A amostra mais antiga registrou pelo menos 50 mil anos. A mais recente, parecia ter apenas 12 mil anos de idade, sugerindo que alguns lobos pré-históricos se sobrepunham a lobos-cinzentos, coiotes, cães-selvagens-asiáticos, raposas-cinzentas e, talvez, os primeiros humanos.

Os pesquisadores examinaram os genomas do lobo pré-histórico em comparação com sequências disponíveis do lobo-cinzento, coiote, cão-selvagem-asiático, raposa-cinzenta, lobo-africano, lobo-etíope, cão-selvagem-africano e raposa-andina, em conjunto com novas sequências para o chacal-de-dorso-negro e o chacal-listrado, ambos encontrados na África.

Por meio de uma série de análises de árvores genealógicas genéticas, a equipe comprovou que o lobo pré-histórico era parente distante de outros lobos, demonstrando laços relativamente mais próximos com as espécies africanas do chacal-de-dorso-negro e chacal-listrado.

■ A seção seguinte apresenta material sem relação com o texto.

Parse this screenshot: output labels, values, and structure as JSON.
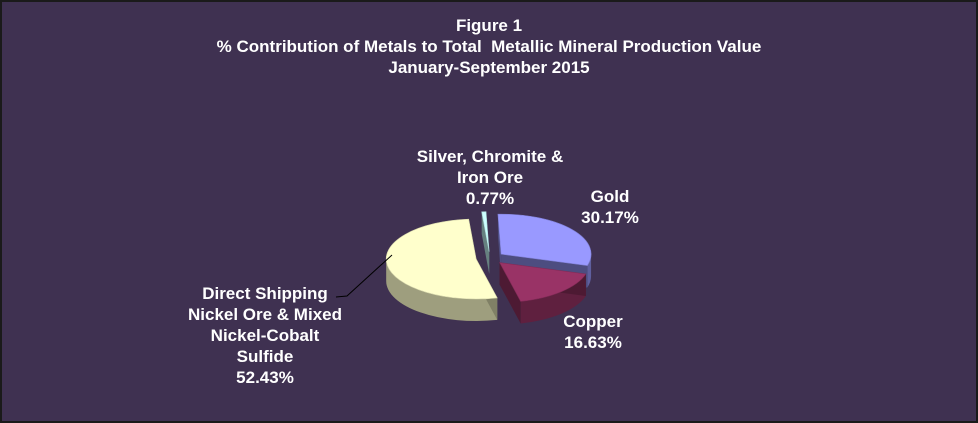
{
  "chart_data": {
    "type": "pie",
    "title": "Figure 1",
    "subtitle": "% Contribution of Metals to Total  Metallic Mineral Production Value",
    "period": "January-September 2015",
    "slices": [
      {
        "label": "Gold",
        "value": 30.17,
        "value_label": "30.17%",
        "color": "#9999ff"
      },
      {
        "label": "Copper",
        "value": 16.63,
        "value_label": "16.63%",
        "color": "#993366"
      },
      {
        "label": "Direct Shipping Nickel Ore & Mixed Nickel-Cobalt Sulfide",
        "value": 52.43,
        "value_label": "52.43%",
        "color": "#ffffcc"
      },
      {
        "label": "Silver, Chromite & Iron Ore",
        "value": 0.77,
        "value_label": "0.77%",
        "color": "#ccffff"
      }
    ],
    "label_lines": {
      "Gold": [
        "Gold"
      ],
      "Copper": [
        "Copper"
      ],
      "Direct Shipping Nickel Ore & Mixed Nickel-Cobalt Sulfide": [
        "Direct Shipping",
        "Nickel Ore & Mixed",
        "Nickel-Cobalt",
        "Sulfide"
      ],
      "Silver, Chromite & Iron Ore": [
        "Silver, Chromite &",
        "Iron Ore"
      ]
    },
    "exploded": true,
    "legend": "none",
    "background": "#3f3151",
    "text_color": "#ffffff"
  }
}
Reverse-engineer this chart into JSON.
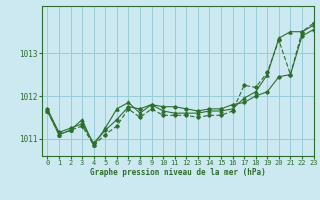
{
  "title": "Graphe pression niveau de la mer (hPa)",
  "background_color": "#cce8f0",
  "grid_color": "#99ccd8",
  "line_color": "#2d6e2d",
  "xlim": [
    -0.5,
    23
  ],
  "ylim": [
    1010.6,
    1014.1
  ],
  "yticks": [
    1011,
    1012,
    1013
  ],
  "xticks": [
    0,
    1,
    2,
    3,
    4,
    5,
    6,
    7,
    8,
    9,
    10,
    11,
    12,
    13,
    14,
    15,
    16,
    17,
    18,
    19,
    20,
    21,
    22,
    23
  ],
  "series1": {
    "x": [
      0,
      1,
      2,
      3,
      4,
      5,
      6,
      7,
      8,
      9,
      10,
      11,
      12,
      13,
      14,
      15,
      16,
      17,
      18,
      19,
      20,
      21,
      22,
      23
    ],
    "y": [
      1011.7,
      1011.15,
      1011.25,
      1011.35,
      1010.9,
      1011.2,
      1011.45,
      1011.75,
      1011.7,
      1011.8,
      1011.75,
      1011.75,
      1011.7,
      1011.65,
      1011.7,
      1011.7,
      1011.8,
      1011.85,
      1012.0,
      1012.1,
      1012.45,
      1012.5,
      1013.4,
      1013.55
    ]
  },
  "series2": {
    "x": [
      0,
      1,
      2,
      3,
      4,
      5,
      6,
      7,
      8,
      9,
      10,
      11,
      12,
      13,
      14,
      15,
      16,
      17,
      18,
      19,
      20,
      21,
      22,
      23
    ],
    "y": [
      1011.65,
      1011.1,
      1011.2,
      1011.45,
      1010.85,
      1011.25,
      1011.7,
      1011.85,
      1011.6,
      1011.8,
      1011.65,
      1011.6,
      1011.6,
      1011.6,
      1011.65,
      1011.65,
      1011.7,
      1011.95,
      1012.1,
      1012.5,
      1013.35,
      1013.5,
      1013.5,
      1013.65
    ]
  },
  "series3": {
    "x": [
      0,
      1,
      2,
      3,
      4,
      5,
      6,
      7,
      8,
      9,
      10,
      11,
      12,
      13,
      14,
      15,
      16,
      17,
      18,
      19,
      20,
      21,
      22,
      23
    ],
    "y": [
      1011.65,
      1011.1,
      1011.2,
      1011.3,
      1010.85,
      1011.1,
      1011.3,
      1011.7,
      1011.5,
      1011.7,
      1011.55,
      1011.55,
      1011.55,
      1011.5,
      1011.55,
      1011.55,
      1011.65,
      1012.25,
      1012.2,
      1012.55,
      1013.3,
      1012.5,
      1013.5,
      1013.7
    ]
  }
}
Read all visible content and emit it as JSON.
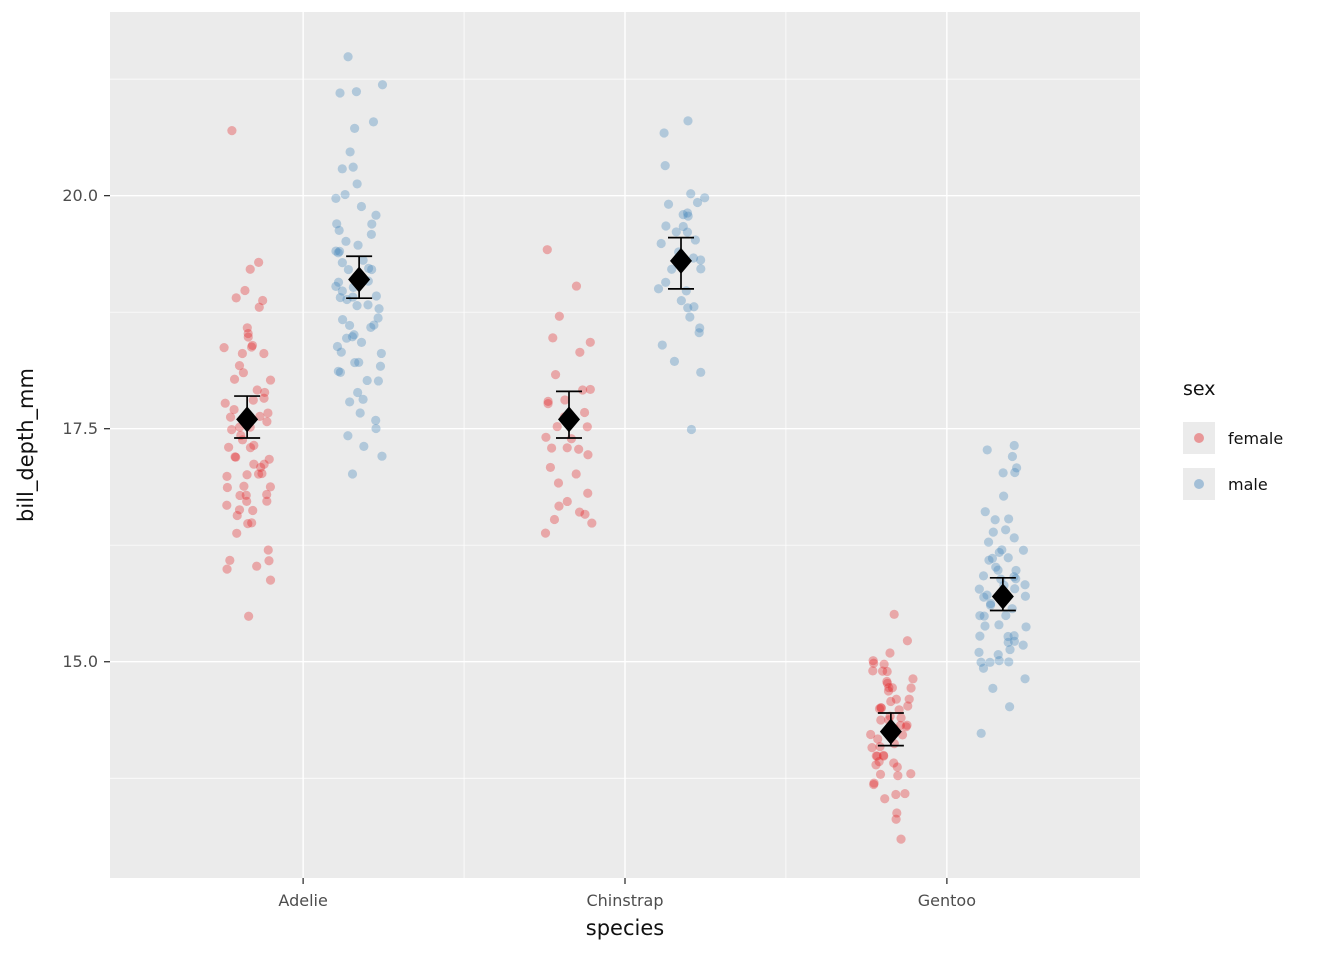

Os investigadores estimam que a linhagem do lobo pré-histórico se separou daquela que conduzia aos lobos cinzentos há cerca de 5,5 milhões de anos e permaneceu isolada, apesar da convivência posterior em território com outras espécies de canídeos por milhares de anos. Essa reclusão genética é incomum entre espécies de canídeos relacionadas que frequentemente se cruzam.

Nova representação dos lobos

As novas descobertas genéticas influenciaram o paleoartista Mauricio Anton a criar um desenho do lobo pré-histórico, que ele já havia ilustrado antes. A pelagem longa e escura não se utiliza mais, por exemplo, já que se acredita que o pelo preto e outras características adaptativas tenham sido introduzidas nas populações de lobos da América do Norte por meio do cruzamento com outros canídeos no continente, o que parece não se aplicar aos lobos pré-históricos. Outras semelhanças externas permanecem, incluindo os formatos da cabeça e do corpo dos lobos.

Além das implicações para a compreensão da origem do lobo pré-histórico e dos acontecimentos de extinção, as descobertas apontam para a evolução independente de características muito semelhantes em lobos pré-históricos e lobos-cinzentos, esclarecem os especialistas, destacando os benefícios adaptativos de um corpo semelhante ao de um lobo, bem como as diversas formas de canídeos que já viveram em diversas regiões do planeta.

“Essa convergência na forma corporal mesmo após um longo período de separação sugere que a forma corporal do lobo é muito, muito bem-sucedida no que se destina, e, claramente, tem sido assim por muito tempo”, explica o arqueólogo antropológico da Universidade de Alberta, Robert Losey, que não participou do artigo sobre o lobo pré-histórico.

Mas, em última análise, essas vantagens não foram capazes de evitar a extinção da espécie. A equipe acredita que é possível que espécies semelhantes a cães e lobos possam ter competido com lobos pré-históricos ou que doenças prejudiciais à espécie tenham se alastrado entre eles. Mudança climáticas também podem ter sido um fator que resultou na extinção desses animais, conclui Perri.